The data quality and data governance community has a somewhat disconcerting habit to want to append the word “quality” to every phrase that has the word “data” in it. So it is no surprise that the growing use of the phrase “big data” has been duly followed by claims of the need for “big data quality” and “big data governance.”
Using internal data sources allows you to institute data quality monitoring and measurement within the data production flow. These inspections can be used to alert data stewards when some process is detected to be introducing data errors. At that point, the data steward can initiate some kind of remedial action to address the introduction of a data flaw to ensure the production of high-quality information.
However, the characteristics of the data sets and data streams used for big data analytics projects are somewhat different from those associated with typical data sources created as a byproduct of internal transaction processing or operational systems. These applications will often absorb massive data sets from external sources whose creation points are far removed from their various repurposed uses, way beyond the administrative authority of anyone within the company.
That means that the traditional mantras of the data quality experts (such as “validate the data at the source” and “eliminate data defects”) do not apply. There are no places within the data production stream to institute inspection and monitoring, nor does the data steward have any means of influencing the quality of the data production process. Essentially, what you see is what you get.
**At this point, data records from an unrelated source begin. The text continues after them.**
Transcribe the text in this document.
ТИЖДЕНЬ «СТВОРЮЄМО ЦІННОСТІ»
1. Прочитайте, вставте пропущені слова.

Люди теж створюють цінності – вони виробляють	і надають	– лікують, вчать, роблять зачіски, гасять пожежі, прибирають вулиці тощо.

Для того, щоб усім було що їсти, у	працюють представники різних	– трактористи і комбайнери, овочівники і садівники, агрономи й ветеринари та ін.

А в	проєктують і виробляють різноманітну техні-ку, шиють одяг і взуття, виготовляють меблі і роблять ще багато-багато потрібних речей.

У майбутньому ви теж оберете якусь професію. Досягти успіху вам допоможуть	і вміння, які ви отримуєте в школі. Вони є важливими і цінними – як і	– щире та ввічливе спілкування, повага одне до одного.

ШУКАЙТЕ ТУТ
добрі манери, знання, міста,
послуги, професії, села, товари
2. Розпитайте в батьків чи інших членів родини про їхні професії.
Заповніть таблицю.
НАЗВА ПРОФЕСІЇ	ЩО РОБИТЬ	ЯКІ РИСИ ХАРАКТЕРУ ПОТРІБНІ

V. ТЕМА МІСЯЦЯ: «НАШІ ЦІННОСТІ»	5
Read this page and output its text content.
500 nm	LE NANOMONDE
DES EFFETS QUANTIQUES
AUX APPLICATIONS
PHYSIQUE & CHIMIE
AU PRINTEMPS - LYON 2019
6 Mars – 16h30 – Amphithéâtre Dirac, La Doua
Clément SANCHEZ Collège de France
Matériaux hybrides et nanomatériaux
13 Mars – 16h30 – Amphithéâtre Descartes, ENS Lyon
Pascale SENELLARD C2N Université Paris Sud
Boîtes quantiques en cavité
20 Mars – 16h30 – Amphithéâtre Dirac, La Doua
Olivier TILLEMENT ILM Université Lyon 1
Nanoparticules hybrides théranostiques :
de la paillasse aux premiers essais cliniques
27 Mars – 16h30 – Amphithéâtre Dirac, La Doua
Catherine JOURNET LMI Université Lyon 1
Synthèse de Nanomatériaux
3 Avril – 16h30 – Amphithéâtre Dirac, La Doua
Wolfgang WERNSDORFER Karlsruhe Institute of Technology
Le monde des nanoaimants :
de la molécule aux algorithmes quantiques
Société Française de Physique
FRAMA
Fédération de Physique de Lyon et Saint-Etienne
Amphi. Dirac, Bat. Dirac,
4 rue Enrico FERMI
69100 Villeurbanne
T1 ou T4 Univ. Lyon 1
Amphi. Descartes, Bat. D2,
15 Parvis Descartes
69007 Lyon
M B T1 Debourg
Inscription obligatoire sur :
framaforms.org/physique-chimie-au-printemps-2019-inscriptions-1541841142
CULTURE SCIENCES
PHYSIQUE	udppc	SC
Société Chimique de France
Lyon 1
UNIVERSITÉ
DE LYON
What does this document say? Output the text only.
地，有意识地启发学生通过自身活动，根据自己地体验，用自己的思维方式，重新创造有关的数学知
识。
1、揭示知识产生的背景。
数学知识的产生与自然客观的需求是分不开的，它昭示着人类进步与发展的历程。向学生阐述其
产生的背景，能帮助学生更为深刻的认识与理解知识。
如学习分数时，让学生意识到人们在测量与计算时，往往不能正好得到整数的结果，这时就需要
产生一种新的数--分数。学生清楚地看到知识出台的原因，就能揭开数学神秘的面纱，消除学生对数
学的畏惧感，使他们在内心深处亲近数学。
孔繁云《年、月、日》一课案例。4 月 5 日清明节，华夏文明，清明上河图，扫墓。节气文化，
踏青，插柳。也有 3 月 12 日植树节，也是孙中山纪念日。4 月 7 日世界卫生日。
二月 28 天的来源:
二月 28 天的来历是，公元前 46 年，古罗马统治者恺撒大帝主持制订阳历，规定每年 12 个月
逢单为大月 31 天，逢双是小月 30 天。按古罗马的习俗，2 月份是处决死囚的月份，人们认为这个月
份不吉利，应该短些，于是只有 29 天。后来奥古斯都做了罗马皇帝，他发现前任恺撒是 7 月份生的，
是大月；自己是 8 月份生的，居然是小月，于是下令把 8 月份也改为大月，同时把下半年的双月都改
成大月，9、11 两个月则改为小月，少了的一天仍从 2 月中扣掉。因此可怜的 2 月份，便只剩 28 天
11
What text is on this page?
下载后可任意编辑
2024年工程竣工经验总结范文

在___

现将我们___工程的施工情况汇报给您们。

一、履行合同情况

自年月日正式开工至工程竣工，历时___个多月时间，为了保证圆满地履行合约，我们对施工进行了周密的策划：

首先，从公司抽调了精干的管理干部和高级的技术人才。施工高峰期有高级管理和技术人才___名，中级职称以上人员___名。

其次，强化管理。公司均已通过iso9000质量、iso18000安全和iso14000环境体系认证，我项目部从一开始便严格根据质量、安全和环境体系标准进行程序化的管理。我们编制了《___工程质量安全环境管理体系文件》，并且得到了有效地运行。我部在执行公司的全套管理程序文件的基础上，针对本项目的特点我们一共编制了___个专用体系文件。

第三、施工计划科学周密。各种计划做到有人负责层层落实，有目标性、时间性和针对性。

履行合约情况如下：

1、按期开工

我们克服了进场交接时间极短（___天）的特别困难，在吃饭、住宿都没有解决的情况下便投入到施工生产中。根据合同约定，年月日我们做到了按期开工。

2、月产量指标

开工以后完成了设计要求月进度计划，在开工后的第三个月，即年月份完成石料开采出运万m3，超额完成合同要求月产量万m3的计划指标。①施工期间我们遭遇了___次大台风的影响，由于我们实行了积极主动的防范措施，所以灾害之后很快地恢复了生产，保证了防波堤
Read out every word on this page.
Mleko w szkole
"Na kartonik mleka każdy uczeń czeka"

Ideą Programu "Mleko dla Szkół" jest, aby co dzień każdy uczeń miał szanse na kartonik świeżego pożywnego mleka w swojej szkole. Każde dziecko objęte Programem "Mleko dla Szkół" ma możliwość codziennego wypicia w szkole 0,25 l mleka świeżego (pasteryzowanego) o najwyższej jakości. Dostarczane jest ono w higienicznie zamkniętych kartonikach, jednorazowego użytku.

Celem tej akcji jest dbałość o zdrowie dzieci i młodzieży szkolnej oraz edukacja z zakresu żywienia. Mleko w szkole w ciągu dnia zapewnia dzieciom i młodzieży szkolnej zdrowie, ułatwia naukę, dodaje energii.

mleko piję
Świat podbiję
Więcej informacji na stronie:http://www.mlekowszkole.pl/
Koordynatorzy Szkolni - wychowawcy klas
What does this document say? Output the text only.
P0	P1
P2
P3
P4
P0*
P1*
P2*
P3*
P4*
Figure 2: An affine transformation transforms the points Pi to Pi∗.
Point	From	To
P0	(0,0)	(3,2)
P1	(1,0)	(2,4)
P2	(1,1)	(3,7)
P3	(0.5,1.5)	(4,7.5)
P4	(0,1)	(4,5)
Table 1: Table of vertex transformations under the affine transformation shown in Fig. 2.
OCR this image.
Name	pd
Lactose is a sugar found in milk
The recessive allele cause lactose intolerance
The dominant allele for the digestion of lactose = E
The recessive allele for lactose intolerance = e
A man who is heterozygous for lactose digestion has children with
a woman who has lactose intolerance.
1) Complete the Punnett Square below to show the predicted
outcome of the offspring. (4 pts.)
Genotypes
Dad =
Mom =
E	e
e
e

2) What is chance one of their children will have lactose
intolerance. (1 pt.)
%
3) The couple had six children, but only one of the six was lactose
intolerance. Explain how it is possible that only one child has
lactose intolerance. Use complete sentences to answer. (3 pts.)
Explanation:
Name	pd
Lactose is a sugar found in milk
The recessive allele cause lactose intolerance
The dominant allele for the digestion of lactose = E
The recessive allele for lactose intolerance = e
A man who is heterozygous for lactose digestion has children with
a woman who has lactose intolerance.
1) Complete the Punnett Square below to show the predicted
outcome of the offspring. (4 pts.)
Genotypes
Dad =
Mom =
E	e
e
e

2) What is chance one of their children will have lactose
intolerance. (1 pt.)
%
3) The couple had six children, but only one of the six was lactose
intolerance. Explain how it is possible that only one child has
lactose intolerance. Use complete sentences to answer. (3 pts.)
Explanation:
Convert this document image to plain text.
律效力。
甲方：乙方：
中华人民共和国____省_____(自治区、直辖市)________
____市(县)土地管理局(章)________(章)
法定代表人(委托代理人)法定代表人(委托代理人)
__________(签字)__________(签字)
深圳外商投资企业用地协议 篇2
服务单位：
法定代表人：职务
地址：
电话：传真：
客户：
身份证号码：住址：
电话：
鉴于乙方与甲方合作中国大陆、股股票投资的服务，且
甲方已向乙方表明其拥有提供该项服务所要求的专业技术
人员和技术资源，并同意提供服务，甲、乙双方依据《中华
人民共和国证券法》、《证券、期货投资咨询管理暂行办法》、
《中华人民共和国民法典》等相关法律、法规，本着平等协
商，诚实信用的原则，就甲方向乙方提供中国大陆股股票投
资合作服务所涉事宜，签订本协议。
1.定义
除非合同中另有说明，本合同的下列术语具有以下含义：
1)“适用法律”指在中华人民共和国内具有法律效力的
So what does it really mean to advocate for “big data governance”? You might say that any scenario in which you cannot exercise control over the production process is not truly amenable to governance, since there is no way to eliminate the root causes of any data failures. On the other hand, perhaps governance, oversight and stewardship need to be redefined for the concepts to be meaningful in the big data context.
1 Comment
I would agree. Part of the excitement in big data is it's lack of governance and the skill (value add) organisations can provide is in managing this inherent lack of governance to extract value. However is this [lack of data governance] something new? Finance, Meteorology and Enginering have for years had to appraise the quality mutliple data feeds (internal and external to their organisation) to run thier business.